WASHINGTON — In a case that could have a significant impact in civil litigation against government officials who claim qualified immunity, the Supreme Court heard arguments Monday over whether a denial of a summary judgment motion can be appealed after a trial verdict.
The plaintiff, Michelle Ortiz, claimed that she was sexually assaulted while serving a one-year sentence at an Ohio correctional facility and that the two defendants — a prison case manager and investigator to whom she reported the first incident — failed to take adequate steps to protect her from a second assault the following night.
The defendants moved for summary judgment, citing qualified immunity, but the motion was denied. The defendants did not file an interlocutory appeal.
The case went to trial and Ortiz was awarded $300,000 in compensatory and $350,000 in punitive damages. The defendants did not move for judgment notwithstanding the verdict, nor did they file a motion for a new trial.
The defendants then appealed the denial of summary judgment three years earlier. The 6th U.S. Circuit Court of Appeals reversed the verdict, finding the defendants were entitled to qualified immunity.
In the Supreme Court on Monday, David E. Mills, a solo practitioner in Cleveland, argued on Ortiz’s behalf that the 6th Circuit not only erred by taking up the summary judgment review, but also in ruling on the issue of qualified immunity since such a determination is inherently fact-based.
“Denial of summary judgment is not reviewable on appeal after trial, especially where the decision depends on whether the evidence on the merits of the claim is sufficient to cross the legal line for liability,” Mills said.
Justice Samuel Alito wondered if the facts and prosecutorial history of the case actually matched the question presented.
“This is what troubles me about this case,” Alito said. “The 6th Circuit referred to summary judgment in its opinion [but] it seems to me the 6th Circuit actually reviewed the evidence at trial and determined that the defendants were entitled to judgment as a matter of law. So I don’t know if this case actually presents the question on which cert was granted.”
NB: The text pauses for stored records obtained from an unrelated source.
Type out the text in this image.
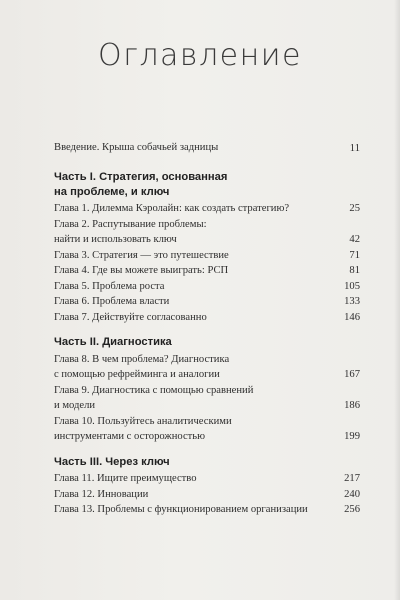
Оглавление
Введение. Крыша собачьей задницы	11
Часть I. Стратегия, основанная
на проблеме, и ключ
Глава 1. Дилемма Кэролайн: как создать стратегию?	25
Глава 2. Распутывание проблемы:
найти и использовать ключ	42
Глава 3. Стратегия — это путешествие	71
Глава 4. Где вы можете выиграть: РСП	81
Глава 5. Проблема роста	105
Глава 6. Проблема власти	133
Глава 7. Действуйте согласованно	146
Часть II. Диагностика
Глава 8. В чем проблема? Диагностика
с помощью рефрейминга и аналогии	167
Глава 9. Диагностика с помощью сравнений
и модели	186
Глава 10. Пользуйтесь аналитическими
инструментами с осторожностью	199
Часть III. Через ключ
Глава 11. Ищите преимущество	217
Глава 12. Инновации	240
Глава 13. Проблемы с функционированием организации	256
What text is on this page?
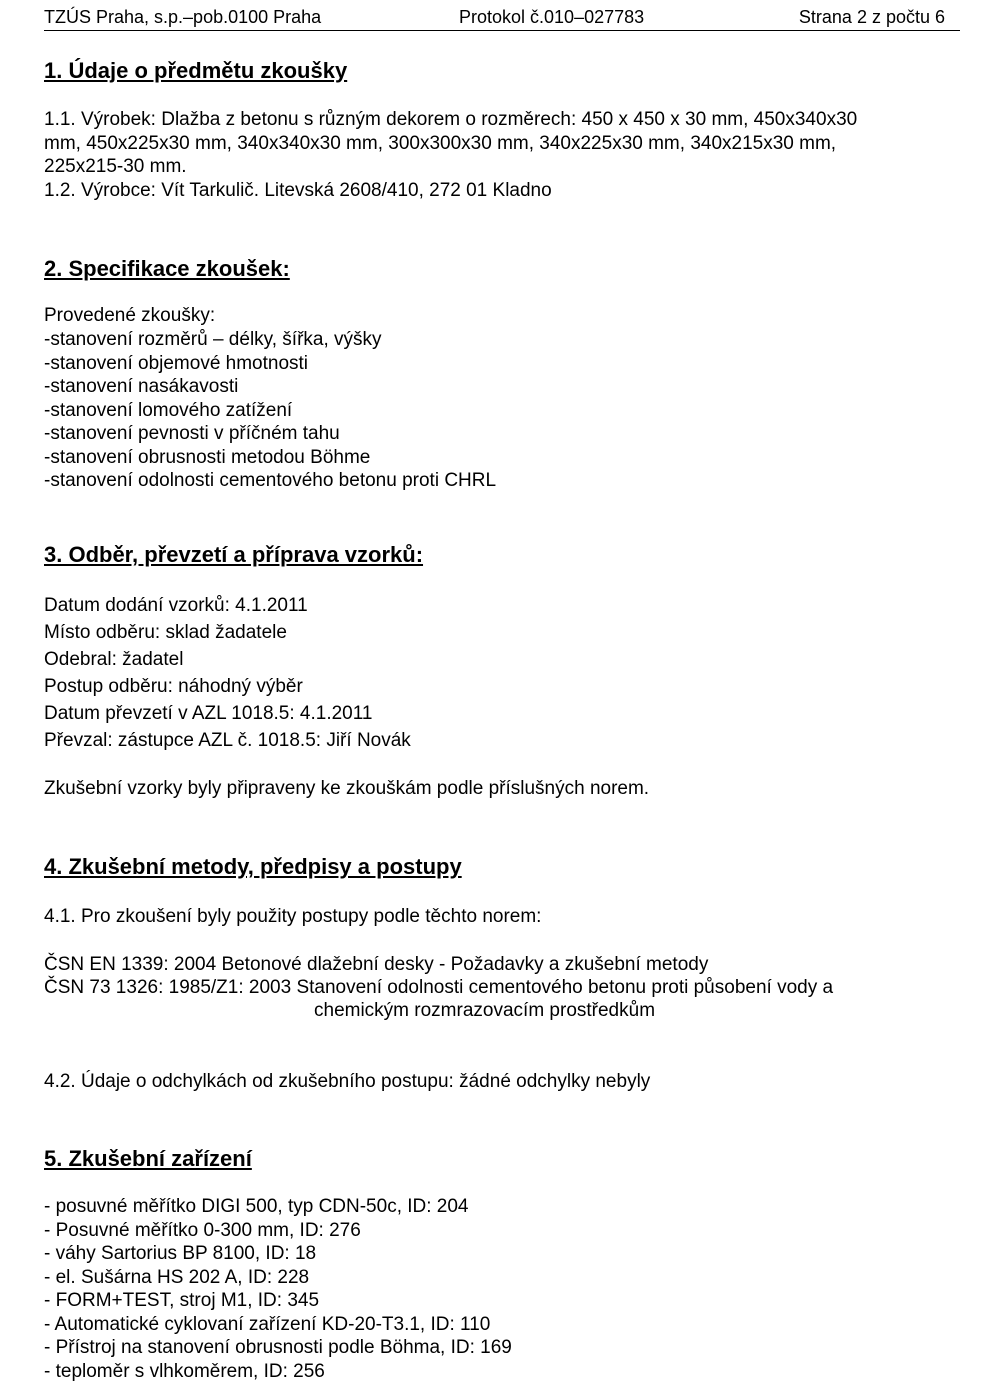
TZÚS Praha, s.p.–pob.0100 Praha	Protokol č.010–027783	Strana 2 z počtu 6
1. Údaje o předmětu zkoušky
1.1. Výrobek: Dlažba z betonu s různým dekorem o rozměrech: 450 x 450 x 30 mm, 450x340x30
mm, 450x225x30 mm, 340x340x30 mm, 300x300x30 mm, 340x225x30 mm, 340x215x30 mm,
225x215-30 mm.
1.2. Výrobce: Vít Tarkulič. Litevská 2608/410, 272 01 Kladno
2. Specifikace zkoušek:
Provedené zkoušky:
-stanovení rozměrů – délky, šířka, výšky
-stanovení objemové hmotnosti
-stanovení nasákavosti
-stanovení lomového zatížení
-stanovení pevnosti v příčném tahu
-stanovení obrusnosti metodou Böhme
-stanovení odolnosti cementového betonu proti CHRL
3. Odběr, převzetí a příprava vzorků:
Datum dodání vzorků: 4.1.2011
Místo odběru: sklad žadatele
Odebral: žadatel
Postup odběru: náhodný výběr
Datum převzetí v AZL 1018.5: 4.1.2011
Převzal: zástupce AZL č. 1018.5: Jiří Novák
Zkušební vzorky byly připraveny ke zkouškám podle příslušných norem.
4. Zkušební metody, předpisy a postupy
4.1. Pro zkoušení byly použity postupy podle těchto norem:
ČSN EN 1339: 2004 Betonové dlažební desky - Požadavky a zkušební metody
ČSN 73 1326: 1985/Z1: 2003 Stanovení odolnosti cementového betonu proti působení vody a
chemickým rozmrazovacím prostředkům
4.2. Údaje o odchylkách od zkušebního postupu: žádné odchylky nebyly
5. Zkušební zařízení
- posuvné měřítko DIGI 500, typ CDN-50c, ID: 204
- Posuvné měřítko 0-300 mm, ID: 276
- váhy Sartorius BP 8100, ID: 18
- el. Sušárna HS 202 A, ID: 228
- FORM+TEST, stroj M1, ID: 345
- Automatické cyklovaní zařízení KD-20-T3.1, ID: 110
- Přístroj na stanovení obrusnosti podle Böhma, ID: 169
- teploměr s vlhkoměrem, ID: 256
“I think that you are exactly right,” Mills said. “I think that highlights the fundamental problem of reviewing summary judgment after the trial.”
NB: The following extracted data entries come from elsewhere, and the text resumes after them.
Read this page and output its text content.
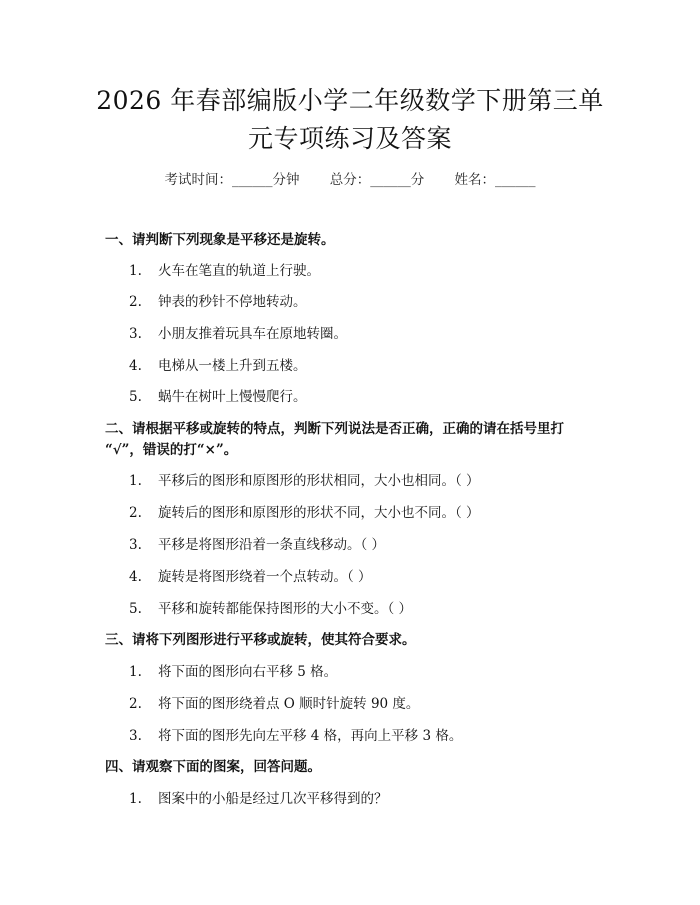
2026 年春部编版小学二年级数学下册第三单
元专项练习及答案
考试时间：______分钟 总分：______分 姓名：______
一、请判断下列现象是平移还是旋转。
1. 火车在笔直的轨道上行驶。
2. 钟表的秒针不停地转动。
3. 小朋友推着玩具车在原地转圈。
4. 电梯从一楼上升到五楼。
5. 蜗牛在树叶上慢慢爬行。
二、请根据平移或旋转的特点，判断下列说法是否正确，正确的请在括号里打
“√”，错误的打“×”。
1. 平移后的图形和原图形的形状相同，大小也相同。（ ）
2. 旋转后的图形和原图形的形状不同，大小也不同。（ ）
3. 平移是将图形沿着一条直线移动。（ ）
4. 旋转是将图形绕着一个点转动。（ ）
5. 平移和旋转都能保持图形的大小不变。（ ）
三、请将下列图形进行平移或旋转，使其符合要求。
1. 将下面的图形向右平移 5 格。
2. 将下面的图形绕着点 O 顺时针旋转 90 度。
3. 将下面的图形先向左平移 4 格，再向上平移 3 格。
四、请观察下面的图案，回答问题。
1. 图案中的小船是经过几次平移得到的？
Chief Justice John G. Roberts Jr. questioned Mills’ assertion that qualified immunity rulings are so inherently fact-based as to be improper for summary judgment consideration.
“You can have a collateral order appeal of denial of summary judgment,” Roberts said. “In other words, you can consider qualified immunity without knowing how the facts are going to come out at trial, which is why we allow you to have an appeal before trial.”
“The court still has to understand, if it’s going to enter judgment, what the conduct was,” Mills said.
Justice Antonin Scalia disagreed.
“It doesn’t have to know what [the conduct] was,” Scalia said. “It assumes it to be what the plaintiff claims it was. … It’s never going to be any better for the plaintiff than what you assumed at the summary judgment stage.”
Ohio Solicitor General Benjamin C. Mizer argued that it was proper for the 6th Circuit to review the entire trial record, including the issue of qualified immunity, which was properly raised and preserved.
“I don’t think its word choice was perfectly clear, but I think other phrases in the … opinion make clearer that what it was doing was viewing the full trial record,” Mizer said.
Mizer said that the defendants would have had to appeal the summary judgment in an interlocutory appeal based only on issues of pure law, not issues of fact.
But Roberts expressed concern about a ruling creating such a distinction.
“[It is] already very difficult and complicated to sort out,” Roberts said. “Wouldn’t it be easier if we just said, ‘Here’s the rule from now on: you’ve got to renew them all in a [Rule] 50(b) motion?’”
“[It] would create even more difficulties,” Mizer said.
A ruling is expected by the end of the term in June.